Procès du Coral : la vérité sort de la bouche des journalistes

mis en ligne le 23 janvier 1986
Trois ans que je gueule pour qu’on nous fasse justice ; trois ans qu’on essaye en vain de m’empêcher de continuer le Coral ; trois ans qu’on nous lance de la boue, qu’on nous discrédite, qu’on veut nous détruire.
Aujourd’hui, enfin le procès. Nous sommes en plein milieu. L’accusation se limite à un climat qui veut faire croire à l’opinion publique, par l’intermédiaire de sa presse tant aimée, que le Coral est un « lieu merveilleux mais trouble » et ce aux dires d’un super-flic qui est venu « spontanément interroger les enfants avec huit de ses collègues, revolvers au poing ».
Deux enfants sont venus dire à la barre que j’avais essayé une fois (en tout et pour tout) de les embrasser sur la bouche...
Pour en arriver là, il aura fallu quarante-trois mois d’enquête et neuf tomes de papiers empilés sur quatre fauteuils de la 10° chambre correctionnelle de Paris. Que faisons-nous à Paris amalgamés avec deux pédophiles que nous ne connaissons ni d’Eve ni d’Adam ? Le procureur me répondra : « parce que Krieff vous a dénoncés ensemble ». Krieff : absent, en fuite en Israël. Salzmann : absent, malade.
Restent dans le box : Marie, trois copains et un ancien du Coral ; en face un procureur et trois juges qui sont à deux mille lieux de savoir ce qu’est un lieu de vie et qu’on a volontairement mis dans un climat. Qu’on ait sorti un des inculpés de l’hôpital psychiatrique et qu’il soit maintenant capable de vivre seul, tout le monde s’en fout ; qu’on ait sorti un autre inculpé de son isolement et de la drogue, tout le monde s’en fout.
C’est le procès des pédés : on est donc tous des pédés.
Et le flic de service de tout résumer en une phrase : « J’ai eu le sentiment d’avoir affaire à des soixante-huitards qui, sous prétexte qu’il est interdit d’interdire, refusaient de voir la réalité. » Et pourquoi pas des attardés communards de 1871 ?

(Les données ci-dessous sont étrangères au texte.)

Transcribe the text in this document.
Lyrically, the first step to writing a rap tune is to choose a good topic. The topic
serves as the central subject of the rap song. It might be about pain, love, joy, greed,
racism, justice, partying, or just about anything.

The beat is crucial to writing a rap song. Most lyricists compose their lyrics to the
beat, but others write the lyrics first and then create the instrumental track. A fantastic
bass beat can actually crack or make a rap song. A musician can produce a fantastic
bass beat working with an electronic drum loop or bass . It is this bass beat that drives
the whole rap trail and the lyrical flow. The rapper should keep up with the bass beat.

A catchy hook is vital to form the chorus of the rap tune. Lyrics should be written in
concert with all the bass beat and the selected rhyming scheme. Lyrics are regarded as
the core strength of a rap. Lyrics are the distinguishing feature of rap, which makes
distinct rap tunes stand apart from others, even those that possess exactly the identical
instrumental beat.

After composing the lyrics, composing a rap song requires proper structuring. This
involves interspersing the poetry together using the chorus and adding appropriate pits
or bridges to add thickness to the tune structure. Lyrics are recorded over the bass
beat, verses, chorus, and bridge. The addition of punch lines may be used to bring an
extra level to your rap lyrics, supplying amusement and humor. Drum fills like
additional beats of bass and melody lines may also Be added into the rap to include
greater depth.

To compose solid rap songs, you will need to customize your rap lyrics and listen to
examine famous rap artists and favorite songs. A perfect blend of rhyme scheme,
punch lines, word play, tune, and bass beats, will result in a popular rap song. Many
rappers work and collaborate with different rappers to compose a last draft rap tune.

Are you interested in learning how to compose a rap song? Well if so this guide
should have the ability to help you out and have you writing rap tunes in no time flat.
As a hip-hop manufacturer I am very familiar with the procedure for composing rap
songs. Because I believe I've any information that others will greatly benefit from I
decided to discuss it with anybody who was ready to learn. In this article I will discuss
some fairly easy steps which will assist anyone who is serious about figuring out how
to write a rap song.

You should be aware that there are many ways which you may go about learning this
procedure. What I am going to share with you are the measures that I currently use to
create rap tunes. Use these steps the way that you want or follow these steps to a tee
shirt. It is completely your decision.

Non, monsieur le commissaire, nous ne sommes pas des irréalistes. Nous aimons la vie ; nous respectons la différence et nous tentons de vivre avec. Nous prenons des risques et nous en sommes fiers. Toutes les saloperies que vous nous lancez à la figure sont votre piètre réalité faite de grisailleries, de triste moralisme aigu, de répression et d’assouvissement au pouvoir. C’est tout et bien peu, mais nous le savons.
Quant à la justice, elle est ce qu’elle est ; elle nous condamnera si ça arrange le pouvoir, elle nous relaxera si ça ne le gêne pas. De toute façon, nous continuerons : nous et d’autres. Qu’elle sache que cela n’empêchera pas d’autres lieux de vie de naître ailleurs, d’autres possibilités de surgir.
Nous sommes comme des rhizomes : un bout est détruit, dix poussent à côté. Et cela c’est la vie ; celle qui nous anime, celle que nous aimons. La lutte est plus que jamais nécessaire pour que des espaces comme le Coral puissent continuer. Des espaces où la répression, l’enfermement, l’institution, le pouvoir sont relayés par le partage, l’autogestion, la vie communautaire, la créativité, la poésie.
Et nous avons besoin non seulement du soutien mais de l’engagement concret de tous les libertaires de ce pays qui savent que l’alternative telle qu’elle est vécue quotidiennement dans les lieux de vie est un pas important vers un monde que nous désirons.